What is Praxis Precision Medicines’ cash runway after Q1 2026?
Praxis ended March 31, 2026 with $1.4 billion in cash, cash equivalents and marketable securities, up from $926.1 million at year-end 2025. Management states this capital is expected to fund company operations into 2028, supporting multiple pivotal trials and potential product launches.
Which Praxis Precision Medicines programs have upcoming FDA PDUFA dates?
The FDA accepted Praxis’ NDA for ulixacaltamide in Essential Tremor with a PDUFA target action date of January 29, 2027. It also accepted, with priority review, the NDA for relutrigine in SCN2A and SCN8A DEEs, assigning a PDUFA target action date of September 27, 2026.

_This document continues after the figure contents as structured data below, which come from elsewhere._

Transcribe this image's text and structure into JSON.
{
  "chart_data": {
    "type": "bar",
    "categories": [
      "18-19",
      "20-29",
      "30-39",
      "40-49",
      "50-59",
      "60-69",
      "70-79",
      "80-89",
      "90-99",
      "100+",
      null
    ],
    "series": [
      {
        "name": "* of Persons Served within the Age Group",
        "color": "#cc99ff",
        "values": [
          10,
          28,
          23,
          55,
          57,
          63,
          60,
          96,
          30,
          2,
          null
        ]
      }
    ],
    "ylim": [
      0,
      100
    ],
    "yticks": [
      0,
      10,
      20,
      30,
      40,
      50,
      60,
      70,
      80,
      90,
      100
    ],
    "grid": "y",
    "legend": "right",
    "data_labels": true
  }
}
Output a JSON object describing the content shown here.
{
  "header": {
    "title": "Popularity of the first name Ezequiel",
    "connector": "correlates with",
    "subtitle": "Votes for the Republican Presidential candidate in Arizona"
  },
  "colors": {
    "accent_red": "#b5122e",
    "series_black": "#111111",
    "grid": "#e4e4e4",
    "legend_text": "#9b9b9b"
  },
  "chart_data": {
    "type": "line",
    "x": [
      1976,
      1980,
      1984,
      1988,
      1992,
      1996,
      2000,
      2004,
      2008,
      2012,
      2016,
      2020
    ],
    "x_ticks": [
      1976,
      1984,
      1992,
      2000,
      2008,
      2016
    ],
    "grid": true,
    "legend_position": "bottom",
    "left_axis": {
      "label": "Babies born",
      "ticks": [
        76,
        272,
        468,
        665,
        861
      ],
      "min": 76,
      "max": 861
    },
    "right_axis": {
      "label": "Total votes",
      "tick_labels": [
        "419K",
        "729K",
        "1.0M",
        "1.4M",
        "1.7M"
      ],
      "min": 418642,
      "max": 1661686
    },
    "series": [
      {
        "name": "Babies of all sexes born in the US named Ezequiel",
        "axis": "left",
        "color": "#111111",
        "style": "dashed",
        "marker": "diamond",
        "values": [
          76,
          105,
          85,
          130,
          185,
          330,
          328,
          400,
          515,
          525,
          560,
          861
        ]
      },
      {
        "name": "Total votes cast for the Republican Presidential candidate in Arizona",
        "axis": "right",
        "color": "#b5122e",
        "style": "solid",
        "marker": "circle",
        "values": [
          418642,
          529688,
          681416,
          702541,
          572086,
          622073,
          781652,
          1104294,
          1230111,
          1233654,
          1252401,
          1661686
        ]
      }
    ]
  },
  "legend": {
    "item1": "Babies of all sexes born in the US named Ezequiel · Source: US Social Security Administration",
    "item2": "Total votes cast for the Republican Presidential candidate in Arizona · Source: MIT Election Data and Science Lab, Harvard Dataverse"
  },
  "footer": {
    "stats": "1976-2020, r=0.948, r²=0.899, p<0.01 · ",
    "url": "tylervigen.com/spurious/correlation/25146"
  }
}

What were the key clinical results for elsunersen reported by Praxis?
In the EMBRAVE Part A study, treatment with elsunersen led to a placebo-adjusted 77% seizure reduction from baseline. 71% of treated patients achieved over 50% seizure reduction, 57% had at least one 28-day seizure-free period, and all showed functional improvements across multiple domains.
What major clinical milestones does Praxis expect in 2026?
Praxis expects topline Phase 3 POWER1 results for vormatrigine in focal onset seizures in Q2 2026, and topline EMERALD data for relutrigine in broad DEEs in Q4 2026. The company also plans to initiate the POWER3 monotherapy study for vormatrigine in the first half of 2026.